Le pétrole profite du Yémen et de l'affaiblissement du dollar pour rebondir

New York - Les cours du pétrole ont rebondi jeudi à New York, profitant des inquiétudes sur la situation au Yémen, d'un accès de faiblesse du dollar et d'un regain d'optimisme pour la demande.

Le prix du baril de light sweet crude (WTI) pour livraison en juin a gagné 1,58 dollar à 57,74 dollars sur le New York Mercantile Exchange (Nymex).

A Londres, le baril de Brent pour livraison en juin a progressé plus fortement encore, prenant 2,12 dollars à 64,85 dollars sur l'Intercontinental Exchange (ICE).

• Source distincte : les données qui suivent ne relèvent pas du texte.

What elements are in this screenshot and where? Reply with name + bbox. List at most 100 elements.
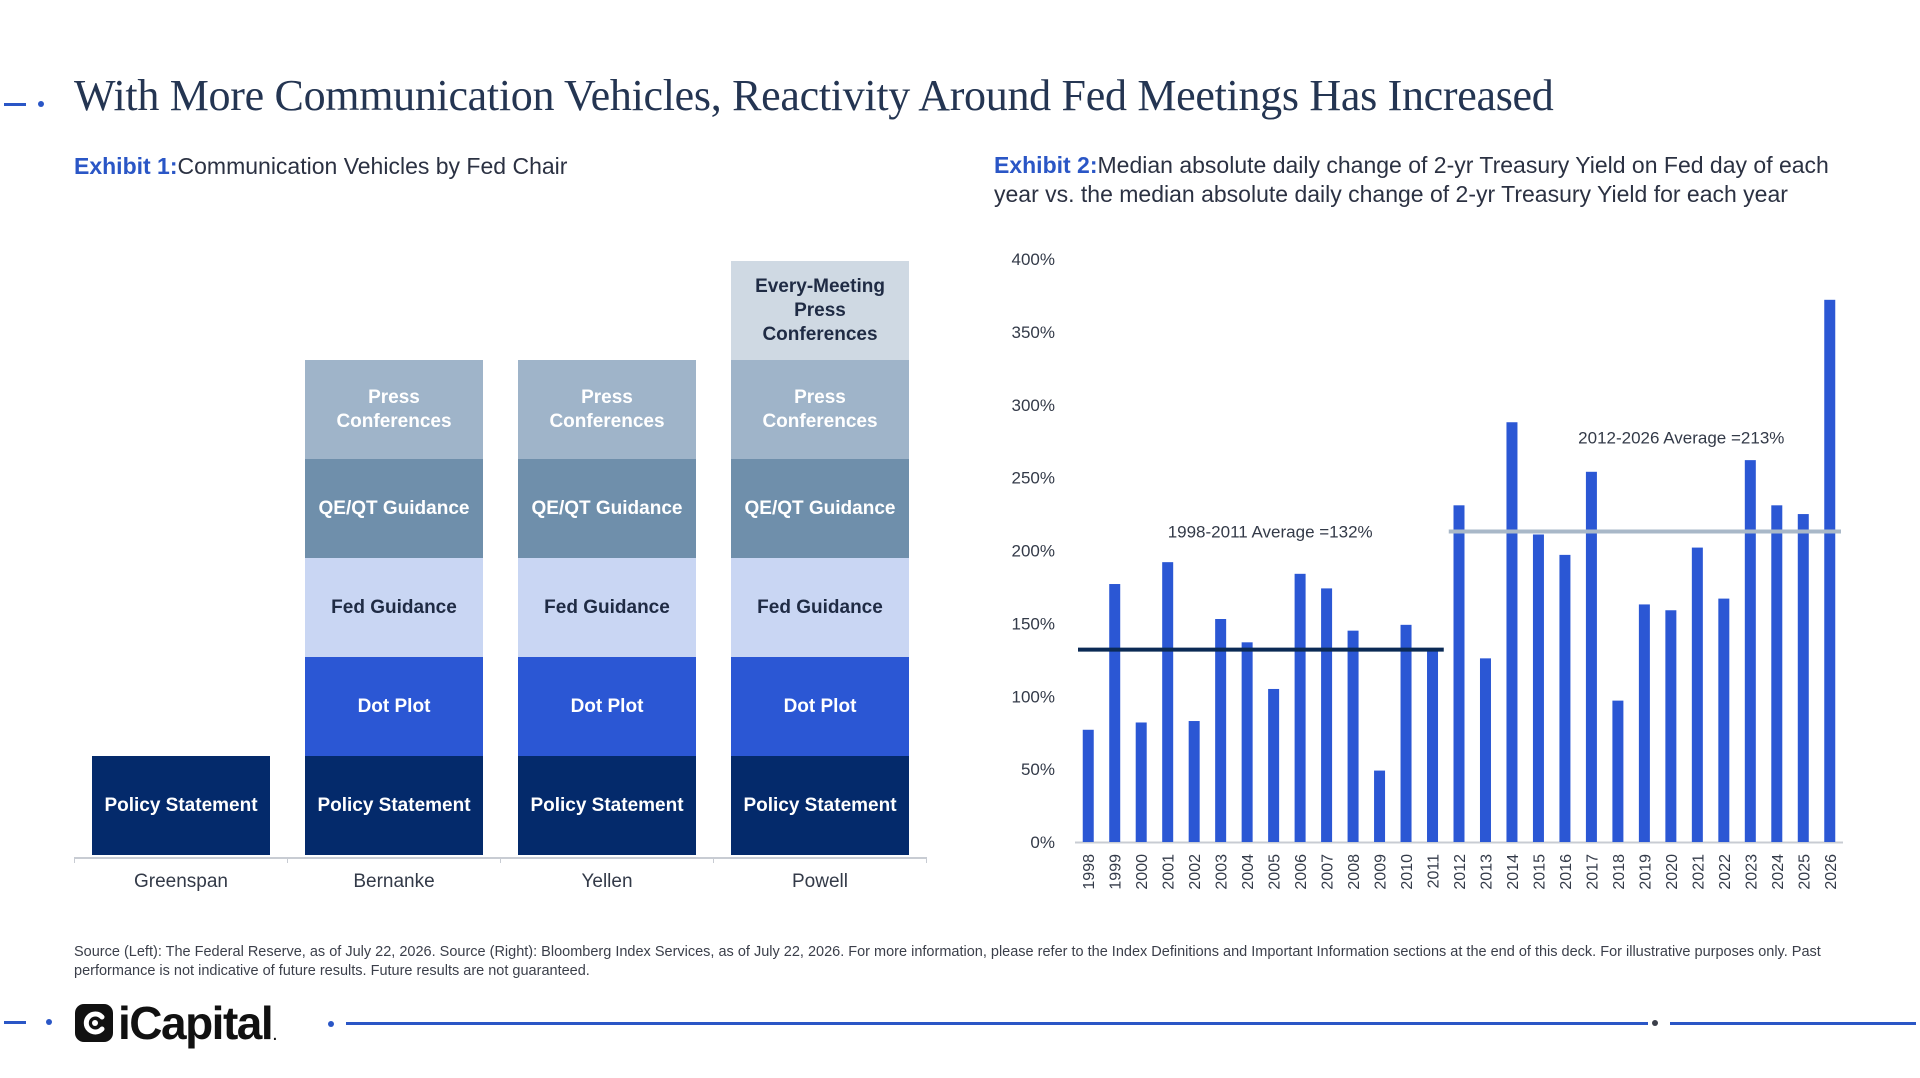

Les cours de la référence européenne du brut avaient atteint vers 15H20 GMT, 65,13 dollars le baril, leur plus haut niveau en un peu plus de quatre mois.

C'est le Yémen, on dirait qu'il pourrait y avoir une escalade, a déclaré Michael Lynch, chez Strategic Energy and Economic Research.

La coalition menée par l'Arabie saoudite a poursuivi jeudi à un rythme soutenu ses raids contre les rebelles chiites au Yémen, estimant que la menace qu'ils représentent empêche à ce stade l'arrêt total des frappes aériennes annoncé mardi soir.

De plus, alors que le président américain Barack Obama a indiqué mercredi que les Etats-Unis avaient mis en garde l'Iran contre la livraison d'armes au Yémen, une initiative qui pourrait selon lui menacer la navigation dans cette partie du monde, les investisseurs s'inquiètent d'une possible escalade en mer, selon M. Lynch.

Il y a le sentiment qu'un effort pour bloquer des armes pourrait dégénérer, et on s'inquiète d'éventuels combats en mer dans la région. Avec des pétroliers dans la zone, c'est le genre de choses qui rend les gens nerveux, a déclaré M. Lynch.

Le Yémen n'est pas un producteur important de brut, mais les pays voisins sont très préoccupés par la sécurité du détroit de Bab el-Mandeb, entre la mer Rouge et le Golfe d'Aden, qui sépare l'Afrique de la Péninsule arabique et se trouve sur un axe important du commerce maritime mondial.

Par ailleurs Jason Schenker, chez Prestige Economics, a souligné que les cours bénéficiaient d'une certaine faiblesse du dollar jeudi, à 1,0843 dollar pour un euro.

Le pétrole s'échange en effet en billets verts, dont la baisse bénéficie aux acheteurs munis d'autres devises.

Enfin M. Schenker a noté que la conjoncture était favorable à une reprise de la demande, les banques centrales ayant signalé être prêtes à être accommodantes pour stimuler la croissance.

Mercredi, les chiffres hebdomadaires sur les stocks américains de brut et de produits pétroliers américains avaient fait état d'un bon niveau de la demande, alors que le pays aborde tout juste la saison des beaux jours propice aux déplacements, et donc à la consommation d'essence.

Selon M. Schenker, qui estime que les cours du WTI vont se maintenir autour de 55 dollars en moyenne durant le deuxième trimestre, et ceux du Brent autour de 63 dollars, l'évolution de la demande plus que celle de l'offre, laquelle reste surabondante, est de nature à faire évoluer les prix dans les semaines et mois qui viennent.

En revanche, selon Joshua Mahony, analyste chez IG, les prix du WTI pourraient être de nouveau mis sous pression lorsqu'ils retrouveront des niveaux commercialement viables pour que certains producteurs américains reprennent leur activité, alors que la production aux Etats-Unis a amorcé un reflux durant trois des quatre dernières semaines. Le boom du pétrole de schiste aux États-Unis est loin d'être terminé, a-t-il affirmé.